MARCEL CARNE. — Ce n’est pas le thème du film et il me serait difficile de vous répondre, car j’y ai moins songé. Les jeunes, il faut bien le dire, font preuve d’une indifférence totale pour la collectivité, pour la société. Si l’on tente de dégager leur pensée en profondeur, voici tout ce que l’on trouve : « Débrouillons-nous, le reste « on s’en f… » ! On a pu le constater il n’y a pas si longtemps : le scooter, le dancing, le plaisir, la « télé », c’est ce qui passe avant tout !

L’Express. — Pourquoi avez-vous appelé le film « Les Tricheurs » ?
MARCEL CARNE. — Parce que ces jeunes tri­chent avec leurs sentiments, avec la vie, avec tout.
L’Express. — Le titre est ce qu’il y a de moins net dans le film. Ils trichent… vis-à-vis de quoi ? D’eux-mêmes ?
MARCEL CARNÉ. — Oui, et de leurs sentiments surtout.
L’Express. — Ce qui se dégage de ce film, c’est la culpabilité non pas des jeunes, mais de plusieurs générations de la société, « du monde qui se débine »…
MARCEL CARNÉ. — De vous à moi, c’est un peu mon avis. Les jeunes craignaient beaucoup que mon film soit dirigé contre eux, d’autant plus que le titre était évocateur : « Les Tricheurs ».

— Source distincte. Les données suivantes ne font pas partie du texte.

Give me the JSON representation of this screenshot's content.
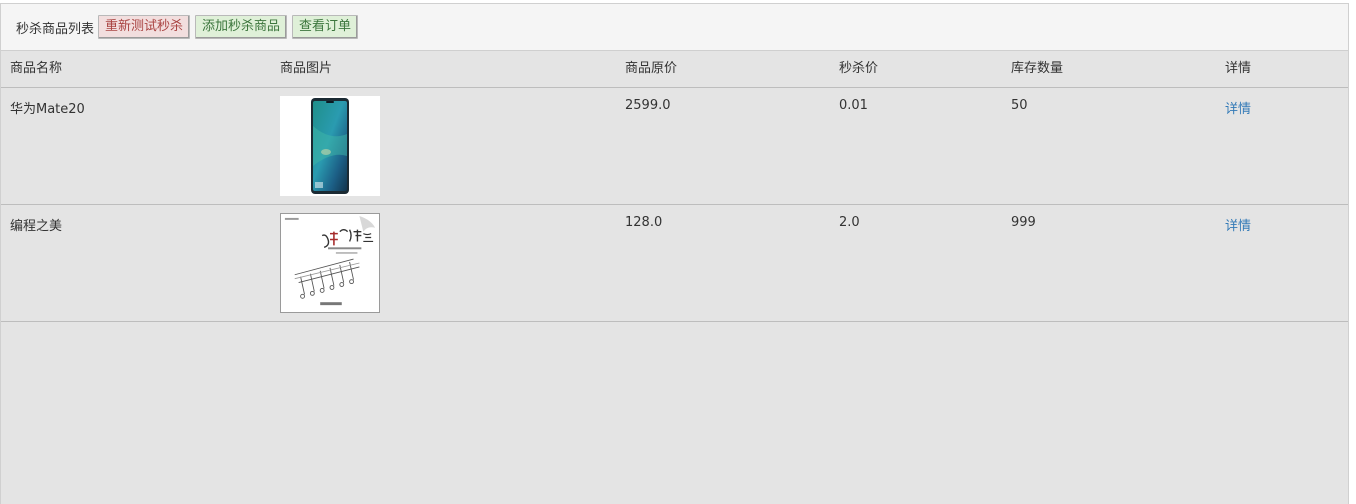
{
  "header": {
    "title": "秒杀商品列表",
    "buttons": {
      "reset_label": "重新测试秒杀",
      "add_label": "添加秒杀商品",
      "orders_label": "查看订单"
    }
  },
  "table": {
    "columns": [
      "商品名称",
      "商品图片",
      "商品原价",
      "秒杀价",
      "库存数量",
      "详情"
    ],
    "rows": [
      {
        "name": "华为Mate20",
        "image_icon": "phone-image",
        "original_price": "2599.0",
        "seckill_price": "0.01",
        "stock": "50",
        "detail_label": "详情"
      },
      {
        "name": "编程之美",
        "image_icon": "book-cover-image",
        "original_price": "128.0",
        "seckill_price": "2.0",
        "stock": "999",
        "detail_label": "详情"
      }
    ]
  },
  "colors": {
    "panel_background": "#e4e4e4",
    "heading_background": "#f5f5f5",
    "link": "#337ab7",
    "danger_text": "#a94442",
    "success_text": "#3c763d"
  }
}
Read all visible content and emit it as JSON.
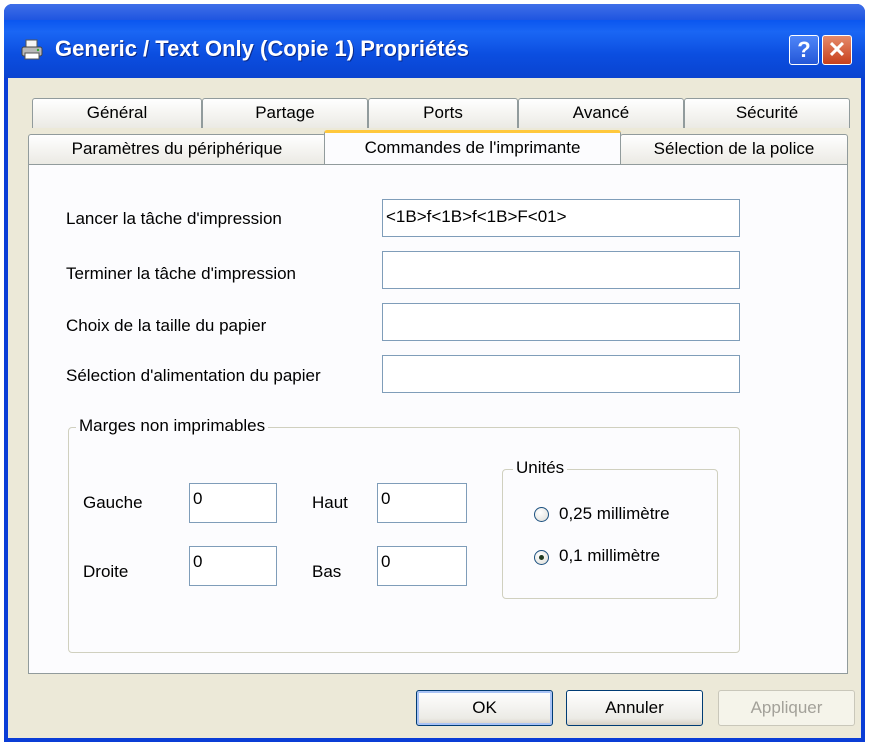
{
  "window": {
    "title": "Generic / Text Only (Copie 1) Propriétés",
    "help_label": "?",
    "close_label": "✕"
  },
  "tabs": {
    "row_back": [
      {
        "label": "Général"
      },
      {
        "label": "Partage"
      },
      {
        "label": "Ports"
      },
      {
        "label": "Avancé"
      },
      {
        "label": "Sécurité"
      }
    ],
    "row_front": [
      {
        "label": "Paramètres du périphérique"
      },
      {
        "label": "Commandes de l'imprimante",
        "active": true
      },
      {
        "label": "Sélection de la police"
      }
    ]
  },
  "form": {
    "start_job": {
      "label": "Lancer la tâche d'impression",
      "value": "<1B>f<1B>f<1B>F<01>"
    },
    "end_job": {
      "label": "Terminer la tâche d'impression",
      "value": ""
    },
    "paper_size": {
      "label": "Choix de la taille du papier",
      "value": ""
    },
    "paper_feed": {
      "label": "Sélection d'alimentation du papier",
      "value": ""
    }
  },
  "margins": {
    "legend": "Marges non imprimables",
    "left": {
      "label": "Gauche",
      "value": "0"
    },
    "top": {
      "label": "Haut",
      "value": "0"
    },
    "right": {
      "label": "Droite",
      "value": "0"
    },
    "bottom": {
      "label": "Bas",
      "value": "0"
    }
  },
  "units": {
    "legend": "Unités",
    "options": [
      {
        "label": "0,25 millimètre",
        "selected": false
      },
      {
        "label": "0,1 millimètre",
        "selected": true
      }
    ]
  },
  "buttons": {
    "ok": "OK",
    "cancel": "Annuler",
    "apply": "Appliquer"
  }
}
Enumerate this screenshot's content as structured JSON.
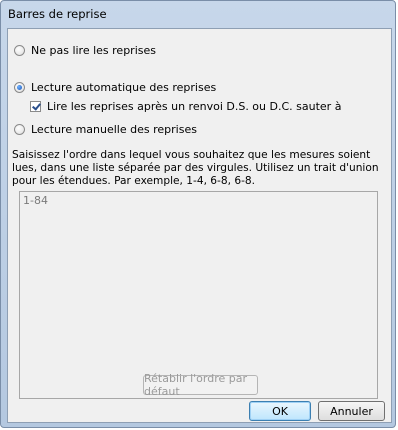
{
  "window": {
    "title": "Barres de reprise"
  },
  "options": {
    "no_repeats": {
      "label": "Ne pas lire les reprises",
      "selected": false
    },
    "auto_repeats": {
      "label": "Lecture automatique des reprises",
      "selected": true
    },
    "ds_dc": {
      "label": "Lire les reprises après un renvoi D.S. ou D.C. sauter à",
      "checked": true
    },
    "manual_repeats": {
      "label": "Lecture manuelle des reprises",
      "selected": false
    }
  },
  "instructions": "Saisissez l'ordre dans lequel vous souhaitez que les mesures soient lues, dans une liste séparée par des virgules. Utilisez un trait d'union pour les étendues. Par exemple, 1-4, 6-8, 6-8.",
  "order_field": {
    "value": "1-84"
  },
  "buttons": {
    "reset": "Rétablir l'ordre par défaut",
    "ok": "OK",
    "cancel": "Annuler"
  }
}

L’Express. — Oui, il dénature un peu l’oeuvre. L’impression profonde que l’on a, sortant de là, c’est plutôt que le monde entier triche.
MARCEL CARNE. — En tout cas, mon inten­tion n’était pas de faire un film qui accuse (je ne dis pas non plus : qui excuse !).
L’Express. — Cela ressort du film ; il expli­que, il n’accuse pas.
MARCEL CARNÉ. — J’ai été aux prises avec ces jeunes pendant trois mois ; ce n’était pas très commode de diriger ces garçons et ces filles.
L’Express. — Pourquoi ?
MARCEL CARNE. — Ils n’ont pas beaucoup l’habitude du cinéma en général et du travail en particulier (ou le contraire !). Pour les réunir sur le plateau, pour leur demander de faire ceci ou cela; ce n’était pas toujours facile.
Ils étaient plus souvent assis sur le sol du studio que debout à travailler. Dès que les prises de vues étaient terminées, ils sortaient, ou se répan­daient dans les loges et il se passait ce que vous devinez, ou ils jouaient à la passe anglaise. Pour les récupérer, cinq ou six assistants devaient les ramener sur le plateau ; il fallait les remettre dans le bain.
Cela dit, ils étaient très gentils. Contrairement aux figurants professionnels, ils sont vraiment passionnés. Lorsqu’on les avait en main, après bien du mal, et que l’on disait : « On tourne ! », ils étaient très bien. Je dois ajouter qu’ils ont eu beaucoup de peine quand le film s’est terminé. Évidemment… il y avait aussi une petite ques­tion matérielle…
C’était devenu presque une habitude. Ils arri­vaient le matin, repartaient le soir, après avoir touché leur argent. Ils étaient véritablement tout à fait gentils, à part deux ou trois individus un peu moins respectables (nous avons eu à déplorer quelques vols dans les loges).
L’Express. — Vous n’avez pas encore eu les réactions de l’étranger, bien entendu ? Car le problème n’est pas français.
MARCEL CARNÉ. — La censure italienne, jus­qu’ici, interdit le film. Il n’est pas impossible que la Metro Goldwyn Mayer l’achète pour l’Amérique : ils sont très emballés.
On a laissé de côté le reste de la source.